To further demonstrate the success of the presented class-specific diffractive camera design for processing more complicated objects, we extended it to specifically image only one class of fashion products [37] (i.e., trousers). As shown in Additional file 1: Fig. S2, a seven-layer diffractive camera was designed to achieve class-specific imaging of trousers within the Fashion MNIST dataset [37], while all-optically erasing/rejecting four other classes of the fashion products (i.e., dresses, sandals, sneakers, and bags). These results, summarized in Additional file 1: Fig. S2, further demonstrate the successful generalization of our class-specific diffractive imaging approach to more complex objects.
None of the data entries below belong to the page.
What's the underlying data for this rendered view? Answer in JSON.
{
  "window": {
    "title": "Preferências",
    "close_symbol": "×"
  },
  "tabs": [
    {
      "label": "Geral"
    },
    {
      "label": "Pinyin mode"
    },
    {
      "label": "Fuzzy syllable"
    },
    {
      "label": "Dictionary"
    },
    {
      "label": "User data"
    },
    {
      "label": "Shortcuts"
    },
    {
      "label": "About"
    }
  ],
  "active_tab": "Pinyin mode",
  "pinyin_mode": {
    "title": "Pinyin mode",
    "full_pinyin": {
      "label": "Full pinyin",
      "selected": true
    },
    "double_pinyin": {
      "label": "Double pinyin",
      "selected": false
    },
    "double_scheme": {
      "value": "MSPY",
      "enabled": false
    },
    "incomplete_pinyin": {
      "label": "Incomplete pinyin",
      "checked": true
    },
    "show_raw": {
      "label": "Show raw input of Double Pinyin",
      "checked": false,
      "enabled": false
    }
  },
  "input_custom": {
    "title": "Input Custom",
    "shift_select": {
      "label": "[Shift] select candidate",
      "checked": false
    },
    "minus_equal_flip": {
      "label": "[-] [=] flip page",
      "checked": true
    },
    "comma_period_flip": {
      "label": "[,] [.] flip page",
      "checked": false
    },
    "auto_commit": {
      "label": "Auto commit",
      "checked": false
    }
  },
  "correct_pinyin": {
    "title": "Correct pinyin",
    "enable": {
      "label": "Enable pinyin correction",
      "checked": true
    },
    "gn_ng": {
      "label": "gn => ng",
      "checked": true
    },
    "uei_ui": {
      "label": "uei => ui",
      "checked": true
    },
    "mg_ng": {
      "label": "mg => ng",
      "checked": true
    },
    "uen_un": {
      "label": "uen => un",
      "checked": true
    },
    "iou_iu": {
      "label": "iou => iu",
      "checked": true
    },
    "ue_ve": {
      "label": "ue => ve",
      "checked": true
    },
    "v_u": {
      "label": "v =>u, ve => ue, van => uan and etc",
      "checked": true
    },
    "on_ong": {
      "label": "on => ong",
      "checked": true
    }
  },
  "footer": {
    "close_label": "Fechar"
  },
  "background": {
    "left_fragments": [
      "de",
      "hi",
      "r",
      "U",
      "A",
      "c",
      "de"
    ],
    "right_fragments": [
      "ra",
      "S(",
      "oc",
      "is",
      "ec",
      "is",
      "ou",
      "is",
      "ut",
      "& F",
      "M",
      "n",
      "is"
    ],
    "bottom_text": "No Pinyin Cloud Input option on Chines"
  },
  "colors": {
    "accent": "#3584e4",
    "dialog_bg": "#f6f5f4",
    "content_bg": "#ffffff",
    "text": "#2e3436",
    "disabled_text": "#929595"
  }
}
Next, we evaluated the diffractive camera’s performance with respect to the number of transmissive layers in its design (see Fig. 3 and Additional file 1: Fig. S1). Except for the number of diffractive layers, all the other hyperparameters of these camera designs were kept the same as before, for both the training and testing procedures. The patterns of the converged diffractive layers of each camera design are illustrated in Additional file 1: Fig. S3. The comparison of the class-specific imaging performance of these diffractive cameras with different numbers of trainable transmissive layers can be found in Fig. 3. Improved fidelity of the output images corresponding to the objects from the target data class can be observed as the number of diffractive layers increases, exhibiting higher image contrast, closely matching the input object features (Fig. 3a). At the same time, for the input objects from the non-target data classes, all the three diffractive camera designs generated unrecognizable noise-like patterns, all-optically erasing their information at the output. The same depth advantage can also be observed when another digit or a group of digits were selected as the target data classes. In Additional file 1: Fig. S1, we compare the diffractive camera designs with three, five, and seven successive layers and demonstrate that deeper diffractive camera designs with more layers imaged the target classes of objects with higher fidelity and contrast compared to those with fewer diffractive layers.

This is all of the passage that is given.